As soon as he was elected in 1271, Pope Gregory X (the former Teobaldo Visconti) received the letter from Kublai Khan, remitted by Niccolò and Maffeo. Kublai Khan was asking for the dispatch of a hundred missionaries, and some oil from the lamp of Jerusalem. The two Polos (this time accompanied by the 17-year-old Marco Polo) returned to Mongolia, accompanied by two Dominican friars, Niccolò de Vicence and Guillaume de Tripoli. The two friars did not finish the voyage due to fear, but the Polos reached Kanbaliq and remitted the presents from the Pope to Kublai in 1274. It is usually said that the Polos used the Northern Silk Road, although the possibility of a southern route has been advanced. The Polos spent the next 17 years in China. According to The Travels of Marco Polo (Il Milione), Kublai Khan took a liking to Marco, who was an engaging storyteller. He was sent on many diplomatic missions throughout his empire. Marco carried out diplomatic assignments but also entertained the Khan with interesting stories and observations about the lands he travelled. According to Marco's travel account, the Polos asked several times for permission to return to Europe, but the Great Khan appreciated the visitors so much that he would not agree to their departure.

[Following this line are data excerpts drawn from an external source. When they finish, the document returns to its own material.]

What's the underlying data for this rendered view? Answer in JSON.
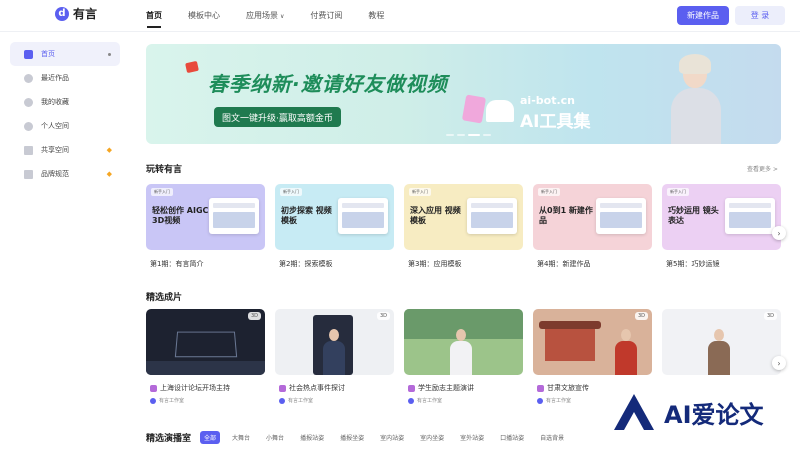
{
  "header": {
    "logo_glyph": "d",
    "logo_text": "有言",
    "nav": [
      "首页",
      "模板中心",
      "应用场景",
      "付费订阅",
      "教程"
    ],
    "scenario_arrow": "∨",
    "new_button": "新建作品",
    "login_button": "登 录"
  },
  "sidebar": {
    "items": [
      {
        "label": "首页",
        "icon": "home-icon"
      },
      {
        "label": "最近作品",
        "icon": "clock-icon"
      },
      {
        "label": "我的收藏",
        "icon": "star-icon"
      },
      {
        "label": "个人空间",
        "icon": "user-icon"
      },
      {
        "label": "共享空间",
        "icon": "grid-icon",
        "badge": "◆"
      },
      {
        "label": "品牌规范",
        "icon": "crown-icon",
        "badge": "◆"
      }
    ]
  },
  "banner": {
    "title": "春季纳新·邀请好友做视频",
    "subtitle": "图文一键升级·赢取高额金币",
    "brand_line1": "ai-bot.cn",
    "brand_line2": "AI工具集"
  },
  "section_play": {
    "title": "玩转有言",
    "more": "查看更多 >",
    "cards": [
      {
        "badge": "新手入门",
        "thumb_title": "轻松创作 AIGC 3D视频",
        "label": "第1期：有言简介",
        "bg": "#c9c6f6"
      },
      {
        "badge": "新手入门",
        "thumb_title": "初步探索 视频模板",
        "label": "第2期：探索模板",
        "bg": "#c7ebf4"
      },
      {
        "badge": "新手入门",
        "thumb_title": "深入应用 视频模板",
        "label": "第3期：应用模板",
        "bg": "#f7ecc2"
      },
      {
        "badge": "新手入门",
        "thumb_title": "从0到1 新建作品",
        "label": "第4期：新建作品",
        "bg": "#f5d3d8"
      },
      {
        "badge": "新手入门",
        "thumb_title": "巧妙运用 镜头表达",
        "label": "第5期：巧妙运镜",
        "bg": "#ecd0f3"
      }
    ]
  },
  "section_featured": {
    "title": "精选成片",
    "badge_3d": "3D",
    "cards": [
      {
        "label": "上海设计论坛开场主持",
        "author": "有言工作室",
        "bg": "#1d2230"
      },
      {
        "label": "社会热点事件探讨",
        "author": "有言工作室",
        "bg": "#eef0f3"
      },
      {
        "label": "学生励志主题演讲",
        "author": "有言工作室",
        "bg": "#9cc48a"
      },
      {
        "label": "甘肃文旅宣传",
        "author": "有言工作室",
        "bg": "#d9b29a"
      },
      {
        "label": "",
        "author": "",
        "bg": "#f1f2f5"
      }
    ]
  },
  "filters": {
    "title": "精选演播室",
    "items": [
      "全部",
      "大舞台",
      "小舞台",
      "播报站姿",
      "播报坐姿",
      "室内站姿",
      "室内坐姿",
      "室外站姿",
      "口播站姿",
      "自选背景"
    ]
  },
  "watermark": {
    "text": "AI爱论文"
  },
  "colors": {
    "accent": "#5b5ff0",
    "banner_green": "#1e8d5a",
    "watermark": "#142a7a"
  },
  "arrow": "›"
}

Only in 1291 did Kublai entrust Marco with his last duty, to escort the Mongol princess Kököchin (Cocacin in Il Milione) to her betrothed, the Ilkhan Arghun. The party travelled by sea, departing from the southern port city of Quanzhou and sailing to Sumatra, and then to Persia via Sri Lanka and India. In 1293 or 1294, the Polos reached the Ilkhanate, ruled by Gaykhatu after the death of Arghun, and left Kököchin with the new Ilkhan. Then they moved to Trebizond and from that city sailed to Venice.

==Popular culture==
- Niccolò and Maffeo Polo are featured in the 2011 video game Assassin's Creed Revelations. They are inducted into the Assassin Order by Altaïr Ibn-La'Ahad, who bequeathed them his Codex and five Memory Seals (which can be collected in several secret locations), before the brothers established various Assassins Guilds. Niccolò's journal titled The Secret Crusade is also featured in the game.
- The brothers are also featured in Netflix's historical fiction series, Marco Polo which premiered in 2014.
- Niccolò and Maffeo are characters in the 1982 miniseries Marco Polo, played by Denholm Elliott and Tony Vogel, respectively.
- They are portrayed by Massimo Girotti and Mića Orlović in the 1965 movie Marco the Magnificent.